Sejf na hasła (password vault).
Wszystkie hasła admin są przechowywane w zaszyfrowanym sejfie. Administrator nie zna hasła. W związku z tym logowanie odbywa się przez PAM, który automatycznie wstawia credentials.

Automatyczna rotacja haseł.
PAM zmienia hasła do kont uprzywilejowanych co X dni. Ponadto każda zmiana jest logowana. Dzięki temu stare hasła przestają działać automatycznie.

Session recording.
Każda sesja admin jest nagrywana (video + komendy).
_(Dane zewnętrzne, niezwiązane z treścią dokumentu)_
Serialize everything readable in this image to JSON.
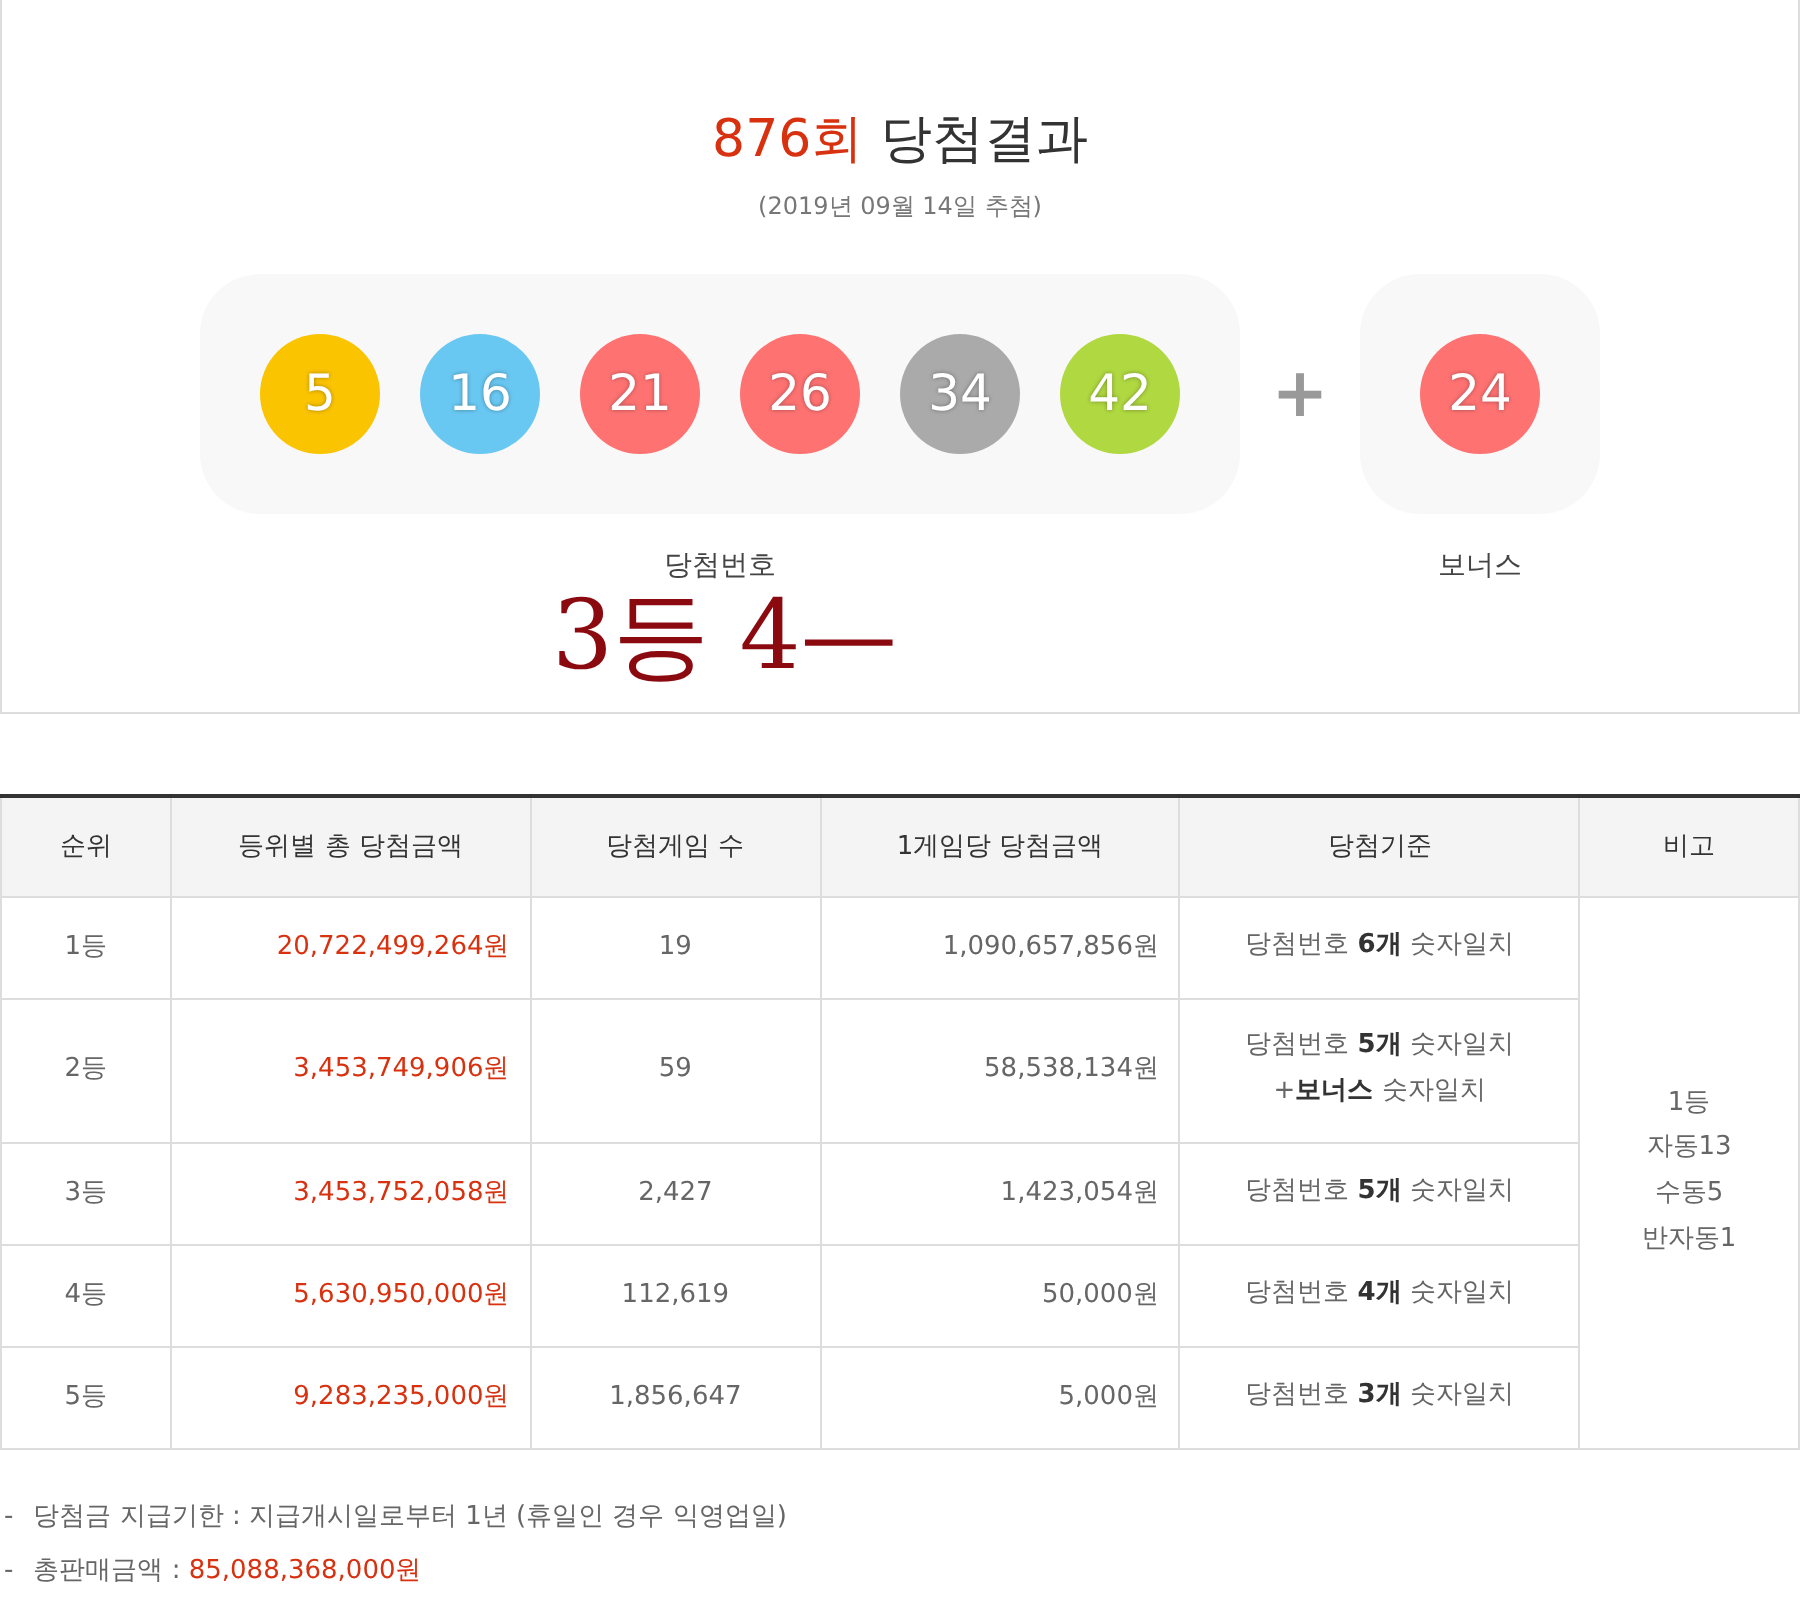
{
  "result": {
    "round": "876회",
    "title": "당첨결과",
    "date": "(2019년 09월 14일 추첨)",
    "numbers": [
      {
        "value": "5",
        "color": "#fbc400"
      },
      {
        "value": "16",
        "color": "#69c8f2"
      },
      {
        "value": "21",
        "color": "#ff7272"
      },
      {
        "value": "26",
        "color": "#ff7272"
      },
      {
        "value": "34",
        "color": "#aaaaaa"
      },
      {
        "value": "42",
        "color": "#b0d840"
      }
    ],
    "plus": "+",
    "bonus": {
      "value": "24",
      "color": "#ff7272"
    },
    "numbers_label": "당첨번호",
    "bonus_label": "보너스",
    "handwritten_note": "3등 4—"
  },
  "table": {
    "columns": [
      "순위",
      "등위별 총 당첨금액",
      "당첨게임 수",
      "1게임당 당첨금액",
      "당첨기준",
      "비고"
    ],
    "rows": [
      {
        "rank": "1등",
        "total": "20,722,499,264원",
        "games": "19",
        "per_game": "1,090,657,856원",
        "criteria": "당첨번호 **6개** 숫자일치"
      },
      {
        "rank": "2등",
        "total": "3,453,749,906원",
        "games": "59",
        "per_game": "58,538,134원",
        "criteria": "당첨번호 **5개** 숫자일치\n+**보너스** 숫자일치"
      },
      {
        "rank": "3등",
        "total": "3,453,752,058원",
        "games": "2,427",
        "per_game": "1,423,054원",
        "criteria": "당첨번호 **5개** 숫자일치"
      },
      {
        "rank": "4등",
        "total": "5,630,950,000원",
        "games": "112,619",
        "per_game": "50,000원",
        "criteria": "당첨번호 **4개** 숫자일치"
      },
      {
        "rank": "5등",
        "total": "9,283,235,000원",
        "games": "1,856,647",
        "per_game": "5,000원",
        "criteria": "당첨번호 **3개** 숫자일치"
      }
    ],
    "remarks": "1등\n자동13\n수동5\n반자동1"
  },
  "notes": [
    {
      "bullet": "-",
      "label": "당첨금 지급기한 : 지급개시일로부터 1년 (휴일인 경우 익영업일)"
    },
    {
      "bullet": "-",
      "label": "총판매금액 : ",
      "value": "85,088,368,000원"
    }
  ]
}
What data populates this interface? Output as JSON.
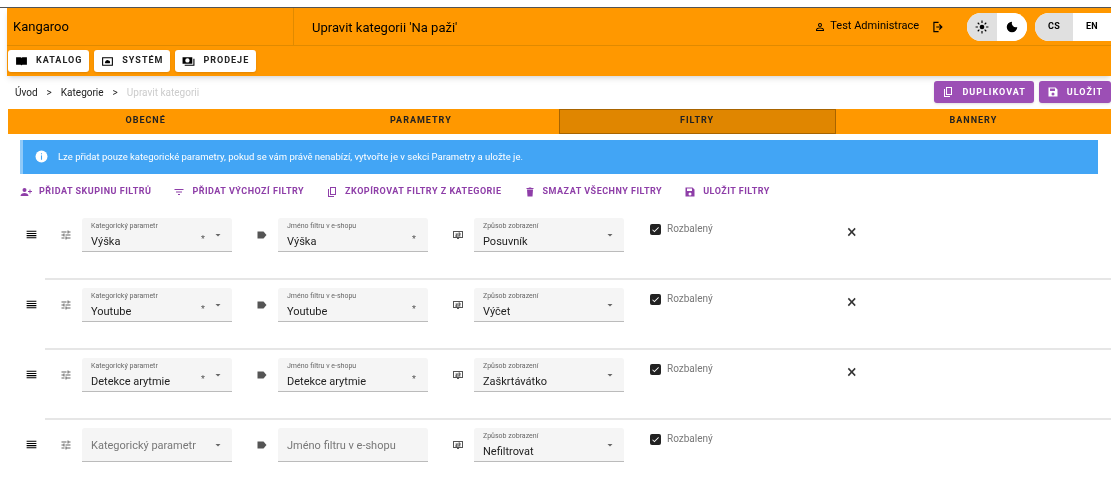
{
  "app": {
    "brand": "Kangaroo",
    "page_title": "Upravit kategorii 'Na paži'",
    "user": "Test Administrace"
  },
  "theme_toggle": [
    {
      "kind": "light",
      "selected": true
    },
    {
      "kind": "dark",
      "selected": false
    }
  ],
  "language_toggle": [
    {
      "label": "CS",
      "selected": true
    },
    {
      "label": "EN",
      "selected": false
    }
  ],
  "nav": [
    {
      "kind": "book",
      "label": "KATALOG"
    },
    {
      "kind": "system",
      "label": "SYSTÉM"
    },
    {
      "kind": "sales",
      "label": "PRODEJE"
    }
  ],
  "breadcrumb": [
    {
      "label": "Úvod",
      "current": false
    },
    {
      "label": ">",
      "current": false
    },
    {
      "label": "Kategorie",
      "current": false
    },
    {
      "label": ">",
      "current": false
    },
    {
      "label": "Upravit kategorii",
      "current": true
    }
  ],
  "page_actions": [
    {
      "kind": "copy",
      "label": "DUPLIKOVAT"
    },
    {
      "kind": "save",
      "label": "ULOŽIT"
    }
  ],
  "tabs": [
    {
      "label": "OBECNÉ",
      "selected": false
    },
    {
      "label": "PARAMETRY",
      "selected": false
    },
    {
      "label": "FILTRY",
      "selected": true
    },
    {
      "label": "BANNERY",
      "selected": false
    }
  ],
  "alert": "Lze přidat pouze kategorické parametry, pokud se vám právě nenabízí, vytvořte je v sekci Parametry a uložte je.",
  "filter_actions": [
    {
      "kind": "group-add",
      "label": "PŘIDAT SKUPINU FILTRŮ"
    },
    {
      "kind": "filter",
      "label": "PŘIDAT VÝCHOZÍ FILTRY"
    },
    {
      "kind": "copy",
      "label": "ZKOPÍROVAT FILTRY Z KATEGORIE"
    },
    {
      "kind": "delete",
      "label": "SMAZAT VŠECHNY FILTRY"
    },
    {
      "kind": "save",
      "label": "ULOŽIT FILTRY"
    }
  ],
  "filters": [
    {
      "parameter": {
        "label": "Kategorický parametr",
        "value": "Výška",
        "required_mark": "*"
      },
      "name": {
        "label": "Jméno filtru v e-shopu",
        "value": "Výška",
        "required_mark": "*"
      },
      "display": {
        "label": "Způsob zobrazení",
        "value": "Posuvník"
      },
      "expanded": {
        "label": "Rozbalený",
        "checked": true
      },
      "remove": "×"
    },
    {
      "parameter": {
        "label": "Kategorický parametr",
        "value": "Youtube",
        "required_mark": "*"
      },
      "name": {
        "label": "Jméno filtru v e-shopu",
        "value": "Youtube",
        "required_mark": "*"
      },
      "display": {
        "label": "Způsob zobrazení",
        "value": "Výčet"
      },
      "expanded": {
        "label": "Rozbalený",
        "checked": true
      },
      "remove": "×"
    },
    {
      "parameter": {
        "label": "Kategorický parametr",
        "value": "Detekce arytmie",
        "required_mark": "*"
      },
      "name": {
        "label": "Jméno filtru v e-shopu",
        "value": "Detekce arytmie",
        "required_mark": "*"
      },
      "display": {
        "label": "Způsob zobrazení",
        "value": "Zaškrtávátko"
      },
      "expanded": {
        "label": "Rozbalený",
        "checked": true
      },
      "remove": "×"
    },
    {
      "parameter": {
        "placeholder": "Kategorický parametr"
      },
      "name": {
        "placeholder": "Jméno filtru v e-shopu"
      },
      "display": {
        "label": "Způsob zobrazení",
        "value": "Nefiltrovat"
      },
      "expanded": {
        "label": "Rozbalený",
        "checked": true
      }
    }
  ]
}
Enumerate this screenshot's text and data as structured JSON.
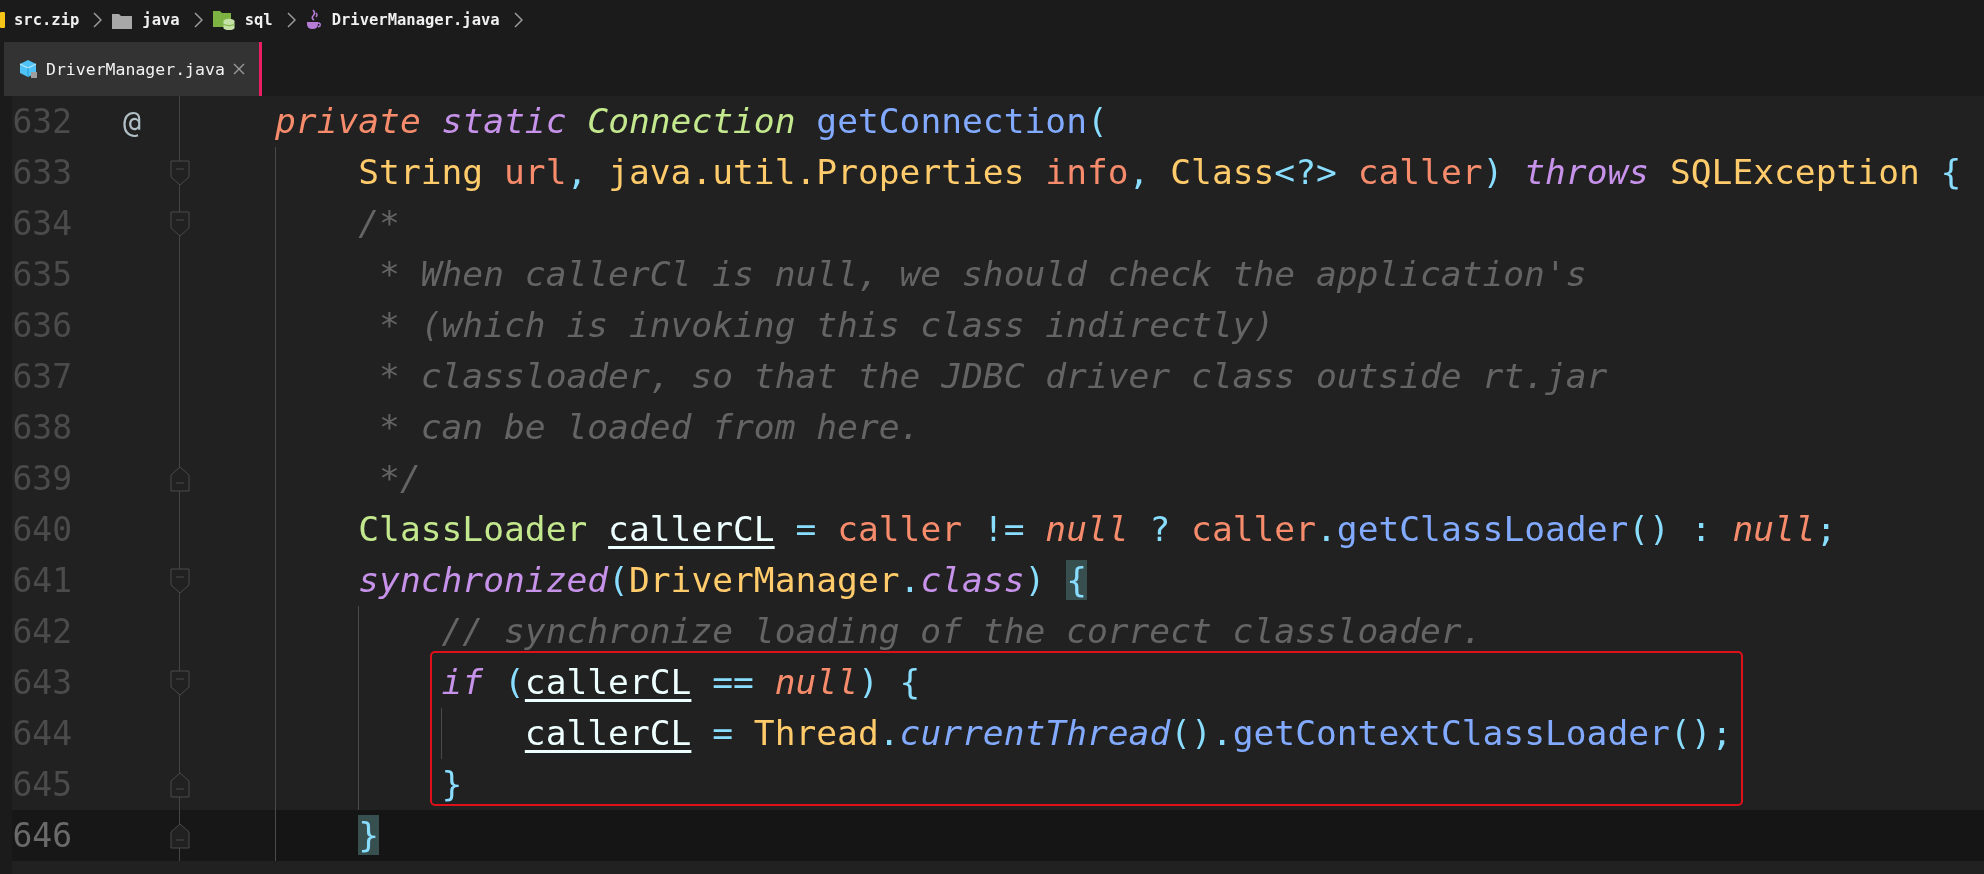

W rezultacie można zobaczyć co dokładnie administrator robił podczas sesji.

Just-in-Time Access.
Zamiast stałych uprawnień admin dostaje tymczasowy dostęp na 2h. Po tym czasie dostęp wygasa automatycznie. Tym samym surface attack jest mniejszy.

Least Privilege Enforcement.
PAM egzekwuje zasadę minimalnych uprawnień. Dlatego użytkownik dostaje tylko te uprawnienia, które są potrzebne do zadania.